When so authorized, the reproduction shall be carried out under the supervision of an
authorized officer.
3) Confidential. Information and material, the authorized disclosure of which would be
prejudicial to the interest or prestige of the nation or government activity or would cause
administrative embarrassment or unwarranted injury to an individual or would be an
advantage to a foreign nation. The copying, extracting from or production of confidential
matter is authorized, unless the originator or higher authority has specifically desired such
authority.
4) Restricted. Information and material which requires special protection other than that
determined to be Confidential, Secret and Top Secret matters.5

CHAPTER 2

POWERS OF THE STATE

Section 2-1 General

2.1 The Right to Self-Preservation. Universally accepted as a moral and legal right of every state, the act
of self-preservation is explicitly mandated in Article II, Section 4, of the 1987 Philippine Constitution that
reads:

“The prime duty of the Government is to serve and protect the people. The Government may call
upon the people to defend the State and, in the fulfillment thereof, all citizens may be required,
under conditions provided by law, to render personal, military or civil service.”

2.2 National Interest

a. Definition. National interest refers to any or all particular ends from which a nation finds
benefits or advantages for the welfare of its own people. A national interest may consist of an
undertaking or involvement in any particular concern which redounds to the security and well-
being of the people. National interest provides guidance along which a nation acts. They are
secured and enhanced by setting up certain objectives.
b. National Interest of the Philippines. The Constitution of the Philippines clearly indicates the
national interest of the Republic. They include, among others, political independence and
stability, democratic governance, socio-economic well-being, territorial integrity, ecological
equilibrium and cultural-preservation.

2.3 Principles and State Policies. The Philippines is governed by the following principles as set forth
under Article II of the 1987 Philippine Constitution.

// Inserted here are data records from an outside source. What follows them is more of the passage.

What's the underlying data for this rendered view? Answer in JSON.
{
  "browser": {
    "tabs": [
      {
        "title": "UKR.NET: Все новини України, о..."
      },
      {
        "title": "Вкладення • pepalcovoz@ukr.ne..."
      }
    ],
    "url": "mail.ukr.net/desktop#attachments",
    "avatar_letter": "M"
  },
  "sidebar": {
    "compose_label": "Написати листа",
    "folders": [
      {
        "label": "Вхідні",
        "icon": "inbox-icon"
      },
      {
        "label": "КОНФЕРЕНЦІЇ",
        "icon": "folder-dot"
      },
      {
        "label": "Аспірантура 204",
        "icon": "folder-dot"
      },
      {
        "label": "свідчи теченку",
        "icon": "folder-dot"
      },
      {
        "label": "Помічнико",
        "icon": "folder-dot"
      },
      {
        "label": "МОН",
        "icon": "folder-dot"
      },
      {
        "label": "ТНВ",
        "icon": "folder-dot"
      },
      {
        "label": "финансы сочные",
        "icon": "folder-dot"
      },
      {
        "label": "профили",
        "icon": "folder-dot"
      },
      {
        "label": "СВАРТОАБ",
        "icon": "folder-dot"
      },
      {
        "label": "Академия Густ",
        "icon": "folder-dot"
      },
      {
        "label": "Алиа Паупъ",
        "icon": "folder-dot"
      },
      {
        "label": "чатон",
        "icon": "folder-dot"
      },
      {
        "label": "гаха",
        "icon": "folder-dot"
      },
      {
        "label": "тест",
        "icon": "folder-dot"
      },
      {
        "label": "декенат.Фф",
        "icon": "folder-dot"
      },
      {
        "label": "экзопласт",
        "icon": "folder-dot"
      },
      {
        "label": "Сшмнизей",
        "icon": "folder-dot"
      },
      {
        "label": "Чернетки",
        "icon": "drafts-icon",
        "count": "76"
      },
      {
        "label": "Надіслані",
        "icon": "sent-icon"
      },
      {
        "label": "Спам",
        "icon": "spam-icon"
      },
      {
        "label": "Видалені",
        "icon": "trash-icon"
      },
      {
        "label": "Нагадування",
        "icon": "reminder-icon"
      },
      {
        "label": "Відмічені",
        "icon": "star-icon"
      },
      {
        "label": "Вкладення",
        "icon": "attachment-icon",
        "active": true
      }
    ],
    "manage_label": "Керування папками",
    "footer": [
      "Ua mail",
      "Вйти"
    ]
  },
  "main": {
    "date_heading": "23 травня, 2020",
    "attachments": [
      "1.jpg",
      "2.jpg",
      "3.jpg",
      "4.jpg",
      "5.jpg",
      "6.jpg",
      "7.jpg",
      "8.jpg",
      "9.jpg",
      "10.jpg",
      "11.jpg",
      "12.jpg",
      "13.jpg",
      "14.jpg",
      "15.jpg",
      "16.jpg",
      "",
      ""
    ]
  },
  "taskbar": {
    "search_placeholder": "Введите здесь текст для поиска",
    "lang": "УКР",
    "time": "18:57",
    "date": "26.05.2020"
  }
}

a. The Philippines is a democratic and republican State. Sovereignty resides in the people and all
government authority emanates from them.
b. The Philippines renounces war as an instrument of national policy, adopts the generally
accepted principles of international law as part of the law of the land and adheres to the policy
of peace, equality, justice, freedom, cooperation, and amity with all nations.
c. Civilian authority is, at all times, supreme over the military. The Armed Forces of the Philippines
is the protector of the people and the State. Its goal is to secure the sovereignty of the State and
the integrity of the national territory.
d. The maintenance of peace and order, the protection of life, liberty, and property, and
promotion of the general welfare are essential for the enjoyment by all the people of the
blessings of democracy.
e. The separation of Church and State shall be inviolable.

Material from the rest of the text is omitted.